Rusbridge’s poetic phrasing and symbolic complexity renders the writing incantatory and impressionistic. ‘Slivers of sunlight bounce on ripples blown sideways by the breeze.’ Water takes on a significance reminiscent of Philip Larkin’s Water; that de-churched spirituality which bespeaks a connection with land and history is also echoed – perhaps ironically – in Larkin’s Church Going.

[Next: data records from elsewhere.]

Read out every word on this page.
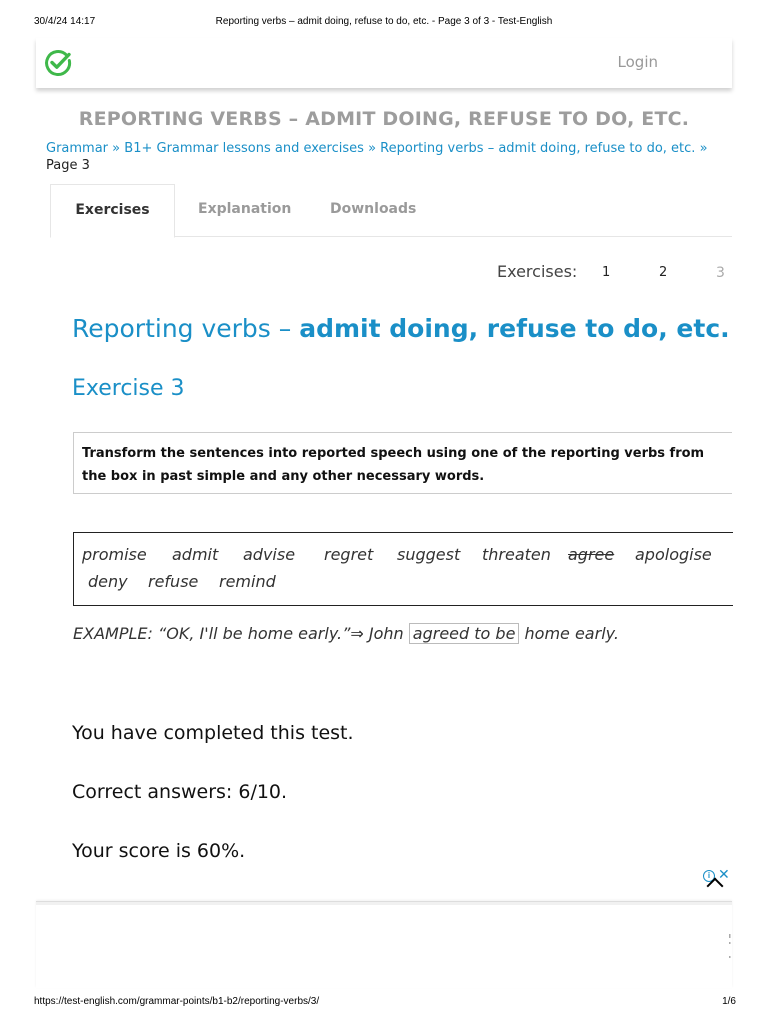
30/4/24 14:17	Reporting verbs – admit doing, refuse to do, etc. - Page 3 of 3 - Test-English
Login
REPORTING VERBS – ADMIT DOING, REFUSE TO DO, ETC.
Grammar » B1+ Grammar lessons and exercises » Reporting verbs – admit doing, refuse to do, etc. »
Page 3
Exercises	Explanation	Downloads
Exercises: 1	2	3
Reporting verbs – admit doing, refuse to do, etc.
Exercise 3

Transform the sentences into reported speech using one of the reporting verbs from the box in past simple and any other necessary words.

promise admit advise regret suggest threaten agree apologise
deny refuse remind
EXAMPLE: “OK, I'll be home early.”⇒ John agreed to be home early.
You have completed this test.
Correct answers: 6/10.
Your score is 60%.
i ✕
https://test-english.com/grammar-points/b1-b2/reporting-verbs/3/	1/6
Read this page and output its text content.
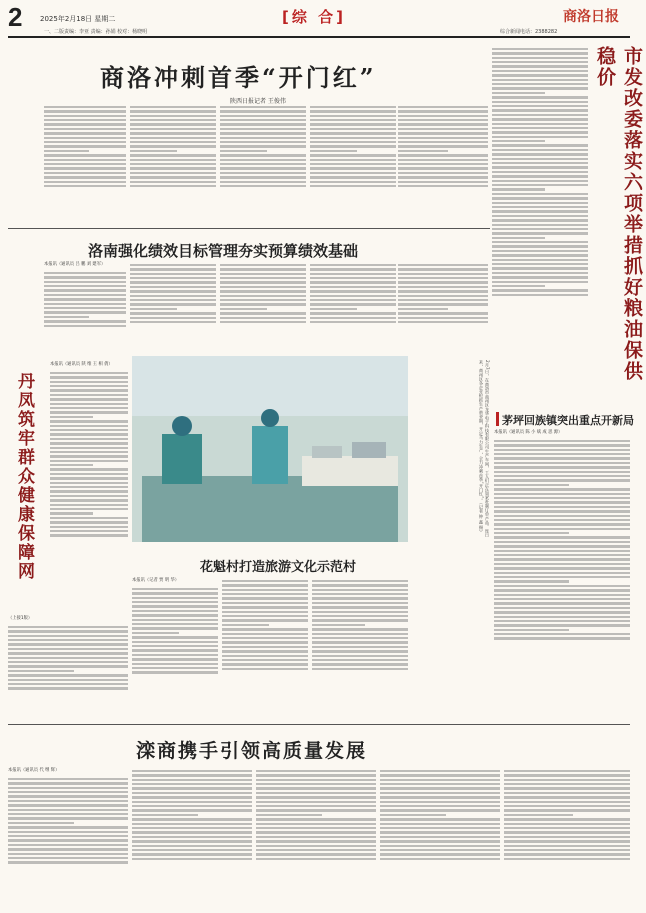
2	2025年2月18日 星期二	[综 合]	商洛日报
一、二版责编：李亚 责编：孙娟 校对：杨晓明	综合新闻电话：2388282
商洛冲刺首季“开门红”
陕西日报记者 王俊伟	市发改委落实六项举措抓好粮油保供稳价
洛南强化绩效目标管理夯实预算绩效基础
本报讯（通讯员 吕 鹏 刘 建军）
丹凤筑牢群众健康保障网
本报讯（通讯员 陕 维 王 相 倩）	2月7日，在商洛市商州区龙华电子科技有限公司生产车间，工人们正在加紧赶制订单产品。连日来，商州区各企业抢抓生产黄金期，开足马力生产，全力冲刺首季“开门红”。（记者 钟 鑫 摄）
花魁村打造旅游文化示范村
本报讯（记者 贾 明 华）
（上接1版）
茅坪回族镇突出重点开新局
本报讯（通讯员 陈 小 斌 成 思 源）
滦商携手引领高质量发展
本报讯（通讯员 代 继 辉）
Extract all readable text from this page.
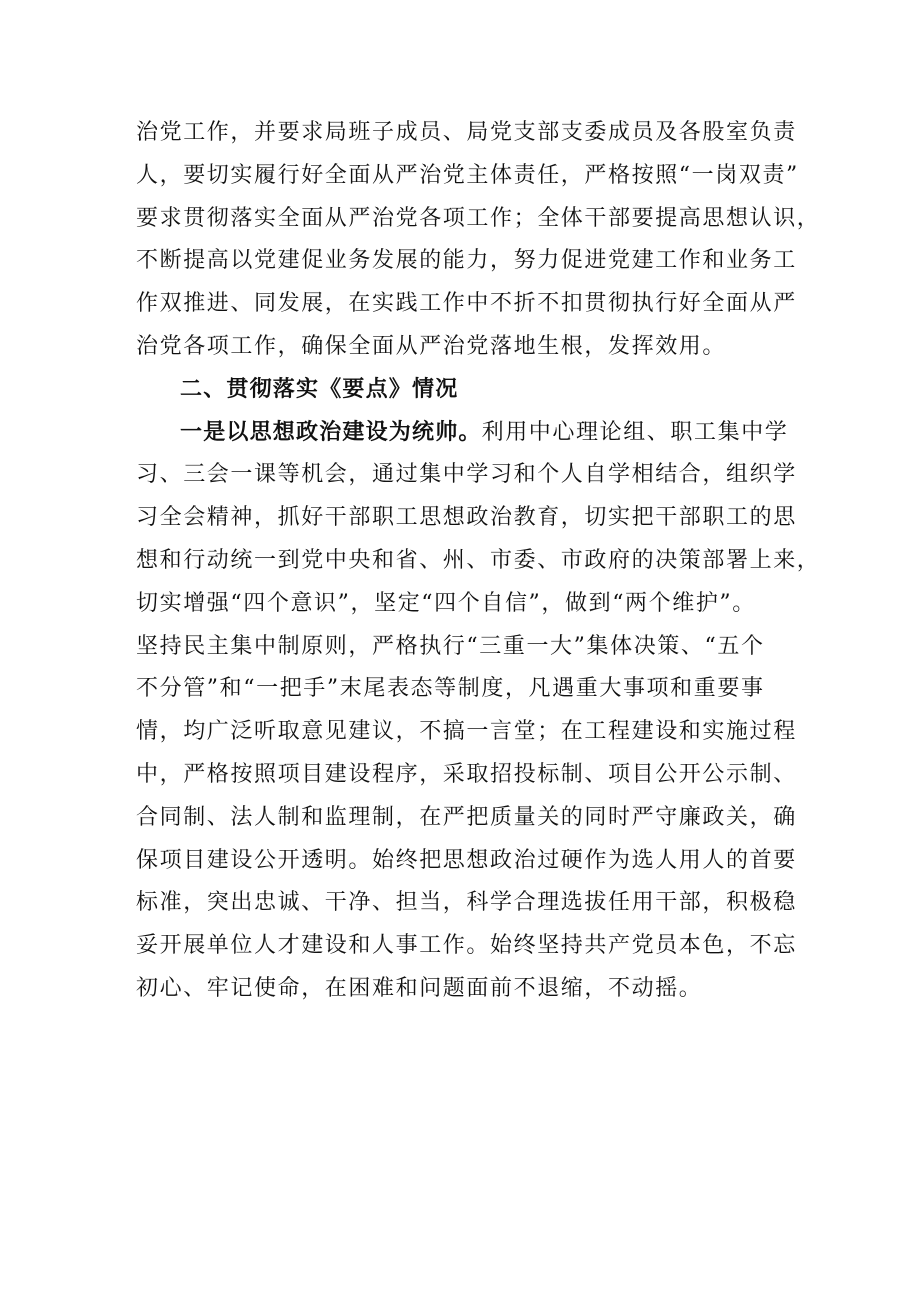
治党工作，并要求局班子成员、局党支部支委成员及各股室负责
人，要切实履行好全面从严治党主体责任，严格按照“一岗双责”
要求贯彻落实全面从严治党各项工作；全体干部要提高思想认识，
不断提高以党建促业务发展的能力，努力促进党建工作和业务工
作双推进、同发展，在实践工作中不折不扣贯彻执行好全面从严
治党各项工作，确保全面从严治党落地生根，发挥效用。
二、贯彻落实《要点》情况
一是以思想政治建设为统帅。利用中心理论组、职工集中学
习、三会一课等机会，通过集中学习和个人自学相结合，组织学
习全会精神，抓好干部职工思想政治教育，切实把干部职工的思
想和行动统一到党中央和省、州、市委、市政府的决策部署上来，
切实增强“四个意识”，坚定“四个自信”，做到“两个维护”。
坚持民主集中制原则，严格执行“三重一大”集体决策、“五个
不分管”和“一把手”末尾表态等制度，凡遇重大事项和重要事
情，均广泛听取意见建议，不搞一言堂；在工程建设和实施过程
中，严格按照项目建设程序，采取招投标制、项目公开公示制、
合同制、法人制和监理制，在严把质量关的同时严守廉政关，确
保项目建设公开透明。始终把思想政治过硬作为选人用人的首要
标准，突出忠诚、干净、担当，科学合理选拔任用干部，积极稳
妥开展单位人才建设和人事工作。始终坚持共产党员本色，不忘
初心、牢记使命，在困难和问题面前不退缩，不动摇。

A serious house on serious earth it is,

In whose blent air all our compulsions meet,

Are recognized, and robed as destinies.

And that much never can be obsolete,

Since someone will forever be surprising

A hunger in himself to be more serious,

And gravitating with it to this ground,

Which, he once heard, was proper to grow wise in,

If only that so many dead lie round.

Language is vitally important in ROOK as an orientating and connecting tool. Certain words connect us to the quality of a historical awareness. Whilst reading one of her husband’s books Ada savours the ‘Anglo-Saxon words for mud: cledgy; sleech; slommocky. She mouths the sl and bl of them, shaping her tongue and lips around their texture. Stabble means to walk thick mud into the house. She likes the squelch and spread of the word, its peaks and smears.’ Such earthy thickening generates a wonderful atmosphere and occupation of landscape and culture, especially notable in the Saxon elements of the novel. ‘The year was dying: wind and wet leaves, a mist rolling in from the swan-rād.’ And yet, as Rusbridge makes clear, the mystery remains. She has Nora tell Jonny, ‘Motive tells us so much more about character than actions.’ But, of course, it is motive that is so often lost to history, thus generating that tension between the desire to know and its frustration by time’s passing. The connection is in the continuity of landscape, sea, birth, maturation, death: all of which underpin the distinctly jumbled affairs of the inhabitants of Bosham.

ROOK’s climax is sharply affecting and reaches deep into the core of the earth and the human life that persists on and then under it. I was very moved by it despite, or perhaps because of, the premonitions and parallels throughout the book. As a thematic and dramatic convergence it is very powerful and well-controlled. I loved the atmosphere and language of ROOK and recommend it wholeheartedly.